Le spectre autistique exagère

Alain Gillis
Retour au sommaire - BIPP n° 63 - Décembre 2012

J’avais été invité à intervenir en Octobre dans le cadre des Séminaires Maldiney organisés à Toulouse par l’Université Toulouse – Le Mirail. Je devais y exposer certaines réflexions d’ordre psychologique et phénoménologique concernant mon expérience (passée) de la pratique du Holding et du Packing avec les enfants présentant des troubles autistiques.

Quatre jours avant la date prévue j’apprends par téléphone qu’il y a un problème : le séminaire est supprimé à la demande d’une association opposée au packing… Compte tenu de l’interdiction (non-recommandation) du packing par la HAS, si la conférence était maintenue l’université pourrait être dénoncée auprès du ministère concerné par l’association en question, pour non respect des dispositions légales concernant une pratique interdite.
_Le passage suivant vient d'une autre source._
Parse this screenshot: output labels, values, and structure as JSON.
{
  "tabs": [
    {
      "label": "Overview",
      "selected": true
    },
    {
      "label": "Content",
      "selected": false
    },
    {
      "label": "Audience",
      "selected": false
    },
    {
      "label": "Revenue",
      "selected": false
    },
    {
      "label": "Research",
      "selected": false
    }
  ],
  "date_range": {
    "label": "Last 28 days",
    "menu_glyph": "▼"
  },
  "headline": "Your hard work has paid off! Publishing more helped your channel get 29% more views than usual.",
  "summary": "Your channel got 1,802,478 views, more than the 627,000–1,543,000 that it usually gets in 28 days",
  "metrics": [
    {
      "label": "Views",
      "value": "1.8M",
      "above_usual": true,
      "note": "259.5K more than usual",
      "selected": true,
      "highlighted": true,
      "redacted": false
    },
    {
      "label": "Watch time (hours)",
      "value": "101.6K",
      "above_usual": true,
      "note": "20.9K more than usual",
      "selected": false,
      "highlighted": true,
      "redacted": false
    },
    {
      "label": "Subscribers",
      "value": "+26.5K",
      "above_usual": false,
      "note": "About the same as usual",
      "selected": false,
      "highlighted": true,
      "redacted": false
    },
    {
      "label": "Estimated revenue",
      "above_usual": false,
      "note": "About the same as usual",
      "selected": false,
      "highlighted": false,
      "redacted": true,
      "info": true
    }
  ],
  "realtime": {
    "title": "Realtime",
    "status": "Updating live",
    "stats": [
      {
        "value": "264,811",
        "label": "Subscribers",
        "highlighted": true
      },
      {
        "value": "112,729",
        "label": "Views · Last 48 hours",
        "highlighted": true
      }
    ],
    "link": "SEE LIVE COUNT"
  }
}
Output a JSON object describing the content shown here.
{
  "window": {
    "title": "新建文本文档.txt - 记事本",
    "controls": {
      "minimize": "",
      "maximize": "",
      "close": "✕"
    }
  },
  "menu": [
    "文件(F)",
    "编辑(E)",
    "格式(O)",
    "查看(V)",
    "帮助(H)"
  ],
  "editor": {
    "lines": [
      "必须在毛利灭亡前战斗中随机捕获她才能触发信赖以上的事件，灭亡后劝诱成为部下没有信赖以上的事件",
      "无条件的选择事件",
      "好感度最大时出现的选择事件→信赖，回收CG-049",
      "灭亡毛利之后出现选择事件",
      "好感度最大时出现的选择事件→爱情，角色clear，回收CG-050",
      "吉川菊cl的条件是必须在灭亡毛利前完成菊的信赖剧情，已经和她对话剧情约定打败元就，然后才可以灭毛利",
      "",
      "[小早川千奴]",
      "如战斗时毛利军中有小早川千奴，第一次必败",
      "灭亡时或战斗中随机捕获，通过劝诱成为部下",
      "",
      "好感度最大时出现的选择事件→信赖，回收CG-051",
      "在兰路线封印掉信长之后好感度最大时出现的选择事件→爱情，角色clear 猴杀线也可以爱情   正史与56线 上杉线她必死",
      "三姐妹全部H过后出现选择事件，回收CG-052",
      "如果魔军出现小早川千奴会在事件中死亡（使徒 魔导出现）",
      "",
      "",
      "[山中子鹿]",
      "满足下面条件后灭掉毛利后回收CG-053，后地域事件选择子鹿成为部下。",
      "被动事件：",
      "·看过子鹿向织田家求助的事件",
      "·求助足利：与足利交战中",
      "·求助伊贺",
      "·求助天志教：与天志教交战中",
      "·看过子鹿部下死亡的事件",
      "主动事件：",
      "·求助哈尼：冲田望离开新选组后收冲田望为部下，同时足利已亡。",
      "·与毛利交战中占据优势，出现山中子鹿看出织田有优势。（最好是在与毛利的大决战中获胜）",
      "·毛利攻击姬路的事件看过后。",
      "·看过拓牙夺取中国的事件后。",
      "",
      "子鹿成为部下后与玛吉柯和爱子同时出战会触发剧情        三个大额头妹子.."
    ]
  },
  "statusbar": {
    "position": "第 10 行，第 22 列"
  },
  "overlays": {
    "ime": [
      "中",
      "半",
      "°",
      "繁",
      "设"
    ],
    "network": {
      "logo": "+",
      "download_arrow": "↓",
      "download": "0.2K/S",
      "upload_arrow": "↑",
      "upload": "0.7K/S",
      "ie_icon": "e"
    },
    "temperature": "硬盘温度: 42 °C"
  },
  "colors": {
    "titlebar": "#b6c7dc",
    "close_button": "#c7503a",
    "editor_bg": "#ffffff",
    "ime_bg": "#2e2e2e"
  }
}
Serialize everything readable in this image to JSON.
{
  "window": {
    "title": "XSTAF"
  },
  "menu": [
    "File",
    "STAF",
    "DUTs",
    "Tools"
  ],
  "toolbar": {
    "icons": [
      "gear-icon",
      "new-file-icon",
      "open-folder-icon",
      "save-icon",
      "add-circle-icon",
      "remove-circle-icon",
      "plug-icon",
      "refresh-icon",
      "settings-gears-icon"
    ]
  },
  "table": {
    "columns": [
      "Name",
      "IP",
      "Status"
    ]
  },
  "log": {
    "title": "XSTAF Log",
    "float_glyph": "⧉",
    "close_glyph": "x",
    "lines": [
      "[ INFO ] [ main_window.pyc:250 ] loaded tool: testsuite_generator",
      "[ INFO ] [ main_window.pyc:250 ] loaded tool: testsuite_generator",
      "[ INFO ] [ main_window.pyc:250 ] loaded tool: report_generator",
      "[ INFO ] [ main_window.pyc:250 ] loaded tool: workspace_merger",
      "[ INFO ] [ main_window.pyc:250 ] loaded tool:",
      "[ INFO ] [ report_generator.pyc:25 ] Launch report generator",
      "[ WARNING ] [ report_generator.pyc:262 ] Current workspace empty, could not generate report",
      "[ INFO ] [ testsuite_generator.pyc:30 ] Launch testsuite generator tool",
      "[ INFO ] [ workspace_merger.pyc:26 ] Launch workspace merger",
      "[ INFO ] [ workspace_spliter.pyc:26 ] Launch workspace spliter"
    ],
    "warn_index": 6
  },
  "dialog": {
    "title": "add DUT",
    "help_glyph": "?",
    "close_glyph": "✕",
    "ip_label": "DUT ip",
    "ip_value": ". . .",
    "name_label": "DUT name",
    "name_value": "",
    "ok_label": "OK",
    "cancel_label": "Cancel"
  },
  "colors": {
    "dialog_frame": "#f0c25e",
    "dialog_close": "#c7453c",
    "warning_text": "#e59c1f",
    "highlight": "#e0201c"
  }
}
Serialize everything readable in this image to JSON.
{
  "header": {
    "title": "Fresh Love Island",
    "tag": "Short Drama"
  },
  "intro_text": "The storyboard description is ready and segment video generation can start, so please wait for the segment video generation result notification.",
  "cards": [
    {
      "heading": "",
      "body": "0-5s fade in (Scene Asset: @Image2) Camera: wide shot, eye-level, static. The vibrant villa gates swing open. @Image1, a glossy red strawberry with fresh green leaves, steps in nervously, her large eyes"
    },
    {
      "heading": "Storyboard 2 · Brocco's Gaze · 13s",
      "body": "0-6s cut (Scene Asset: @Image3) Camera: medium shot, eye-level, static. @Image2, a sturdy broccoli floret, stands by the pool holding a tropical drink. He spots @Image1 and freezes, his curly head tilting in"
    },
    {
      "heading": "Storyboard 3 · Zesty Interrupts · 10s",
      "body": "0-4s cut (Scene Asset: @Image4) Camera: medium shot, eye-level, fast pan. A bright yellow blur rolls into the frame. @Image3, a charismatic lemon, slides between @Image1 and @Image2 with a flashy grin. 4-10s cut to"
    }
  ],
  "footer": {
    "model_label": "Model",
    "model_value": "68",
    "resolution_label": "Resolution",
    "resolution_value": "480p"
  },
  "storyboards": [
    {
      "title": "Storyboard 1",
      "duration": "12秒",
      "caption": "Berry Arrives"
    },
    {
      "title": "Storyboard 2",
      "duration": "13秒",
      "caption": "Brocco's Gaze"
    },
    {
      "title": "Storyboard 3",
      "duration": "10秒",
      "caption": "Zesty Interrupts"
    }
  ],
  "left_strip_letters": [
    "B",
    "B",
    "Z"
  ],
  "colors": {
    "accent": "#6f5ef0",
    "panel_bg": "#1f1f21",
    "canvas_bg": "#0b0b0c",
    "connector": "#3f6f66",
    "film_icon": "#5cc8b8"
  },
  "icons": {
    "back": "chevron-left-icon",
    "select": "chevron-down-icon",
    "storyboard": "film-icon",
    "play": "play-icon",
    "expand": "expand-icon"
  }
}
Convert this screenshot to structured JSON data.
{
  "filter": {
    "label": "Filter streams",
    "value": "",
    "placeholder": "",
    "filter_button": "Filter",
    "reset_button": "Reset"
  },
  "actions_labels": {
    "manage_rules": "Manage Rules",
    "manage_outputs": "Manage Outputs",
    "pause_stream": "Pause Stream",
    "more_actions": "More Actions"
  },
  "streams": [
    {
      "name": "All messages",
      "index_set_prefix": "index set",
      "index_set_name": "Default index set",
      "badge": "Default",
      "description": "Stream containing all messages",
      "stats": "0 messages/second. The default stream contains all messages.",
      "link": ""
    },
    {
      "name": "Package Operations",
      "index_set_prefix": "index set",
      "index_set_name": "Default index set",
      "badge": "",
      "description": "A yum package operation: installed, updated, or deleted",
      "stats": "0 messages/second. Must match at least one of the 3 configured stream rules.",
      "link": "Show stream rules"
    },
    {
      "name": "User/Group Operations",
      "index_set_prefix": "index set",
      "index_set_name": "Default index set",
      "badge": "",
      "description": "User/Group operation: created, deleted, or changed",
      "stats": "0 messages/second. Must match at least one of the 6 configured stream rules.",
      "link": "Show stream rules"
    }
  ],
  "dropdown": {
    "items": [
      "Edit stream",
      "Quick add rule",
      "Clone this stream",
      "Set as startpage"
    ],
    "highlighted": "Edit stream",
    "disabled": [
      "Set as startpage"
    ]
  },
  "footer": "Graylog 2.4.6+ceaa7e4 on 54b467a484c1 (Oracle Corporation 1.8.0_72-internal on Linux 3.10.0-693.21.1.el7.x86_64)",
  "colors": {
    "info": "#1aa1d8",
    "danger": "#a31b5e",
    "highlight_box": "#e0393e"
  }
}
Par ailleurs une « manif » est appelée, via Facebook…

Les autorités de l’Université redoutant d’être sanctionnées par une éventuelle réduction de crédit vont donc annuler la conférence et le débat prévus. Des quelque 15 années de pratique du Holding et des packs avec des enfants, autistes ou non, nous ne pourrons rien dire. Rien de cette expérience ni de sa théorisation ne sera communiqué.

Le phénomène n’est pas nouveau et comme on le sait il a pris naissance dans une critique souvent violente de la pratique de Pierre Delion, dénigré pour avoir osé garder une référence à la psychanalyse tandis qu’il aurait dû mettre en oeuvre des méthodes comportementalistes. Aujourd’hui que la cause est entendue et que nous ne pouvons plus pratiquer le packing, est arrivé le temps du contrôle et de la surveillance. Le packing est un objet très commode, très facile à utiliser pour susciter les fantasmes de maltraitance, il est donc tout désigné pour entretenir la méfiance envers les praticiens qui refusent les simplicités du behaviorisme.

On entend ainsi empêcher qu’une réflexion sur l’autisme, intellectuellement plus ambitieuse, ne se développe plus avant. Une réflexion qui ne serait pas obsédée par la réduction de la pensée et de ses troubles à un modèle neurologique hâtivement convoqué pour « faire science ». Les propositions des comportementalistes, accordées à une rationalité de surface sont évidemment plus faciles à comprendre et à divulguer… Elles sont donc sans cesse mises en avant pour couper court à la réflexion et aux échanges qui peuvent être présentés comme de fumeuses considérations comparées à un pragmatisme qui se réclame des « Lumières » nouvelles.

Ce qui m’est arrivé à Toulouse arrivera à d’autres. Cet incident permet de mesurer la fragilité des institutions – y compris de l’Université – confrontées à la crainte d’une sanction budgétaire. Il s’ensuit une très sensible restriction de la liberté de penser et de poursuivre l’échange des points de vue, en l’occurrence sur la nature et sur le traitement des troubles autistiques.

Notons pour finir que les recommandations de la HAS peuvent servir à interdire toute réflexion dès lors que l’on choisit de les interpréter de la manière la plus contraignante qui soit. De la non-recommandation à l’interdiction… d’en parler.